Humans are not good at connecting the dots. Even if I can see the connection between eating sushi and the “clear-cutting” of the oceans, it doesn’t touch my life. I have my own dreams, things I’ve been aspiring to as long as I can remember. Everyone does. Rarely does the trajectory of our lives come unhinged by the things we read about in the news. I know the polar bears are dying but there are so many things I want to do with my life that have nothing to do with polar bears. These few who say, “this is more important than my life, more important than anything I have ever wanted for myself,” are far out-numbered by those who are following their dreams in the system that perpetuates the destruction. Not sinister desires: musicians and writers, lawyers and firemen, chefs and film makers all rely on the continuation of the current system. And how could they not? Their dreams are born in it, they have never known anything else.

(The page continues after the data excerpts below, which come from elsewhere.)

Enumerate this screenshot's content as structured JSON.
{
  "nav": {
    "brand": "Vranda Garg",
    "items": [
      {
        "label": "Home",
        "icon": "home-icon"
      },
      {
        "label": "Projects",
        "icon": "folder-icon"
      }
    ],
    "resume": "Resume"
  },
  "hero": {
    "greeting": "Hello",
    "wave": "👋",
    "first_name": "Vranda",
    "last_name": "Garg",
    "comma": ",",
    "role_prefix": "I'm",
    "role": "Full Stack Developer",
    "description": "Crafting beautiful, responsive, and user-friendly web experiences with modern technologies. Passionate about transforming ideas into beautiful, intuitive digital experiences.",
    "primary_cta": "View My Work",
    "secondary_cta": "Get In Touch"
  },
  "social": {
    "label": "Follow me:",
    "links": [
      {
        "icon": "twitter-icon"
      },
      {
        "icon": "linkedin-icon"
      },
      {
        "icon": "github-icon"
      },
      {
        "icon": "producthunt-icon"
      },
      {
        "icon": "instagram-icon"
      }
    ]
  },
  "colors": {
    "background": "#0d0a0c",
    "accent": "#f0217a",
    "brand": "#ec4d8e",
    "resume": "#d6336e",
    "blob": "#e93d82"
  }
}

I am consumed by these thought as we drive home over the bay bridge. Sean is talking about how much he enjoys the ride. It is all downhill and easy turns. The cars speed at 80. The bridge has two levels and we are on the lower. In the distance there is a column of smoke. It goes higher than the concrete ceiling that limits our view. The smoke is so black it stands out against the navy of the night sky. It is four a.m.

As we leave the covered part of the bridge, the traffic slows to gaze at the biggest fire I have ever seen. Flames are easily shooting seventy feet into the air (later figures are 250 feet). The onramp we are passing is on fire. People are pulled over to look and take pictures. A firetruck is arriving at the scene and even the fireman is using his camera phone to take pictures. The fire is on the “maze,” a cluster of ramps that go onto the bridge. It has entirely consumed whatever started it. The lower ramp is broken in two and, as we drive by, the people gawking gasp: there is a crack as the flames consume the higher overpass like so much kindling in a giant campfire.

This awakens me from my daze. Through the glass and steel encasing of the car, the fire beckons, a bright bold reminder of nature, powerful and awesome. It is enormous. The firetrucks are powerless to stop it, at most they can only hope to contain it.

Tomorrow, I will hear radio recordings of of penguins making distress calls because their ice is melting. I will learn that the bluebell flowers are dying and thus so are the orange tipped butterflies and the birds that eat those butterflies (and so on). Just as every day I hear of the disappearance of some frog or the bleaching of the coral reefs. And I will go on singing and blogging and drawing.

But on this night my animal instincts are touched, the blaze attacking my artificial world like a giant pillaging the village. Still, I am civilized. I know there are firemen whose job it is to confront this giant. My job is to stay in my car. This is my place, our place, to sit by and watch as the whole world burns.